Although Little Esther became one of the first true female R&B superstars, it took her another ten years after her stint with Federal to make the charts again. The problem was more than likely one of Esther’s periodic bouts with drug addiction, which frequently interrupted her career.
By 1962, she had assumed the name of Esther Phillips, and was on the Lenox label. Her deep-soul reading of the country and western ballad "Release Me" struck a chord with both R&B and pop audiences. It spent three weeks at #1 on the former chart and hit #8 on the Billboard Hot 100, her first crossover single. It also was her only hit for Lenox.
By the dawn of the British Invasion, Esther Phillips was on Atlantic.

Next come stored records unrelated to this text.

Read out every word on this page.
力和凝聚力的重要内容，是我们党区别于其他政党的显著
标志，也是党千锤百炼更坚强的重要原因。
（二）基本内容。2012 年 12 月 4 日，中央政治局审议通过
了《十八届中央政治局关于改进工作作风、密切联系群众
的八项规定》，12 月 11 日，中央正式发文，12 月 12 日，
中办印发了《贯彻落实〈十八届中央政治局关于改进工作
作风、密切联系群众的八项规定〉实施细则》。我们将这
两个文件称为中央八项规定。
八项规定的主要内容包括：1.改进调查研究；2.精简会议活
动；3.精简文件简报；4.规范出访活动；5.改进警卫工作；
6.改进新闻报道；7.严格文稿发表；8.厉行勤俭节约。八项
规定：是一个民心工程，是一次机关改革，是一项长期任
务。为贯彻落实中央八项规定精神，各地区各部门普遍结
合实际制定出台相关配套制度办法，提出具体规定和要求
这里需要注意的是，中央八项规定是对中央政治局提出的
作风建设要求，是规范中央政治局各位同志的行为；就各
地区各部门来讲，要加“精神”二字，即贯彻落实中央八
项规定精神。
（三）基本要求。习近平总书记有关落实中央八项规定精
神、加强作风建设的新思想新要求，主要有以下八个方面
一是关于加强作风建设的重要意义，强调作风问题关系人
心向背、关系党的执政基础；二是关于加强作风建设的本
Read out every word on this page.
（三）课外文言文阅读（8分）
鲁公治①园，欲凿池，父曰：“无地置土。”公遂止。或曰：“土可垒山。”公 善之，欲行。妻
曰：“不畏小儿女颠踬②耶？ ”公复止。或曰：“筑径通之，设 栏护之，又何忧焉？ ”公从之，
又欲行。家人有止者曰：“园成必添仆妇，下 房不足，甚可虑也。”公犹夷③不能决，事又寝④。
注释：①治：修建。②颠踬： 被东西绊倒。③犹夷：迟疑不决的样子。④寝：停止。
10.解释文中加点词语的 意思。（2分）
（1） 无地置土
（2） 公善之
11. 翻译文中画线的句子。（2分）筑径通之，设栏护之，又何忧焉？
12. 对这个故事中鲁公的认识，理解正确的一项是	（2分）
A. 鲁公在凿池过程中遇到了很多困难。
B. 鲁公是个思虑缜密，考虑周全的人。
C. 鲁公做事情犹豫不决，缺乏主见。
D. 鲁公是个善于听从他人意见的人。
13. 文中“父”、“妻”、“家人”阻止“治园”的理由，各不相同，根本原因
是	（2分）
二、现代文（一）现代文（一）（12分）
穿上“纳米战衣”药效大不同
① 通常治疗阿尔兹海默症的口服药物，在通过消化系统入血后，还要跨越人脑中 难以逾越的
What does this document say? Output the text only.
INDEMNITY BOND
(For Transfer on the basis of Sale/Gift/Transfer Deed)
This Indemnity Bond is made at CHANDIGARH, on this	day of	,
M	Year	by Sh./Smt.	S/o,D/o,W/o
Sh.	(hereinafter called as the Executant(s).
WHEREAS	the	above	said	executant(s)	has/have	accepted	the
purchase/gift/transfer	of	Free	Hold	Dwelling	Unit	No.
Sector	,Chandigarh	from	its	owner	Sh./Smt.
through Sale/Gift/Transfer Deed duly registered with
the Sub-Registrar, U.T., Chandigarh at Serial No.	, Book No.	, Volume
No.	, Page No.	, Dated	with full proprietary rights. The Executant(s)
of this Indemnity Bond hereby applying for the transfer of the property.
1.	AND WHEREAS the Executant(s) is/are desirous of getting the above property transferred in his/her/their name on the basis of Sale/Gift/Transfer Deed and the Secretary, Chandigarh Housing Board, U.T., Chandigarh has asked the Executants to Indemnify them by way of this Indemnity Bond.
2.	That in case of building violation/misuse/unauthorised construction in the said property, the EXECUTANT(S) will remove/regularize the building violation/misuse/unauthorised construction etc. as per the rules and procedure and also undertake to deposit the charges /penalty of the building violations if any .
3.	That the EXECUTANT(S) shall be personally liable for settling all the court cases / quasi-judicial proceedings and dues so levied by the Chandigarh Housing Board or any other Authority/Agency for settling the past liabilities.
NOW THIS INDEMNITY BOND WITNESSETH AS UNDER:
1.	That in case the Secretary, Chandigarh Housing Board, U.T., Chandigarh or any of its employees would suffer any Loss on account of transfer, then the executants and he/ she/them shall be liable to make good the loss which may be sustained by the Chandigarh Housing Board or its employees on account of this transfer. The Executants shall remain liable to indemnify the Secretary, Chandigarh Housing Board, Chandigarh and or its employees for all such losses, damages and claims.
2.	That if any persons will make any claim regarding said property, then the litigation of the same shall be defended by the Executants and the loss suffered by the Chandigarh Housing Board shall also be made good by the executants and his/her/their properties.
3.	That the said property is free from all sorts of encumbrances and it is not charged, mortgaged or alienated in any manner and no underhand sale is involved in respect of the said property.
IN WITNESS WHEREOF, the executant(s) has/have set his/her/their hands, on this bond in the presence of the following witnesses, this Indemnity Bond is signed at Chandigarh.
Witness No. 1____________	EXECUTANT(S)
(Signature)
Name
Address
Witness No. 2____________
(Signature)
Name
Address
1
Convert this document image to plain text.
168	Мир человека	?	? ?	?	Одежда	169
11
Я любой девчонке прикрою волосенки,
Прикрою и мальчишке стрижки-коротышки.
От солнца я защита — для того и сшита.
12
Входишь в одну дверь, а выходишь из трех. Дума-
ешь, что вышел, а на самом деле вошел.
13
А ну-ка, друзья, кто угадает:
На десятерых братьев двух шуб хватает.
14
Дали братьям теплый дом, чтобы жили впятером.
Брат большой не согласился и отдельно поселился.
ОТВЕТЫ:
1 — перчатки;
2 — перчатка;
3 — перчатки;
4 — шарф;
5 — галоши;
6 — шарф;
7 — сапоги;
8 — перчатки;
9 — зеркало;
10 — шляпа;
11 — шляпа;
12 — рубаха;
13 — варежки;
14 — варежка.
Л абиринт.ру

She had two pop chart hits for that label, "And I Love Him," a gender-changing re-do of a Beatles tune (#54 pop, #11 R&B, 1965), and "When A Woman Loves A Man," a gender-changing re-do of a Percy Sledge tune (#73 pop, #26 R&B, 1966).
After a brief stint with Morris Levy's Roulette Records in the late ‘60s, Esther landed on the Kudu label, with whom she hit #40 R&B in the spring of 1972 with the provocatively titled "Home Is Where The Hatred Is." Her biggest hit for Kudu was a discofied remake of Dinah Washington’s "What A Difference A Day Makes" (#20 pop, #10 R&B, 1975).
Esther’s last R&B chart appearance was in 1983, when "Turn Me Out" climbed to #85 during a three-week stay. She died on August 7, 1984, of liver and kidney failure brought on by decades of drug addiction, and left behind a musical legacy that spanned three-and-a-half decades.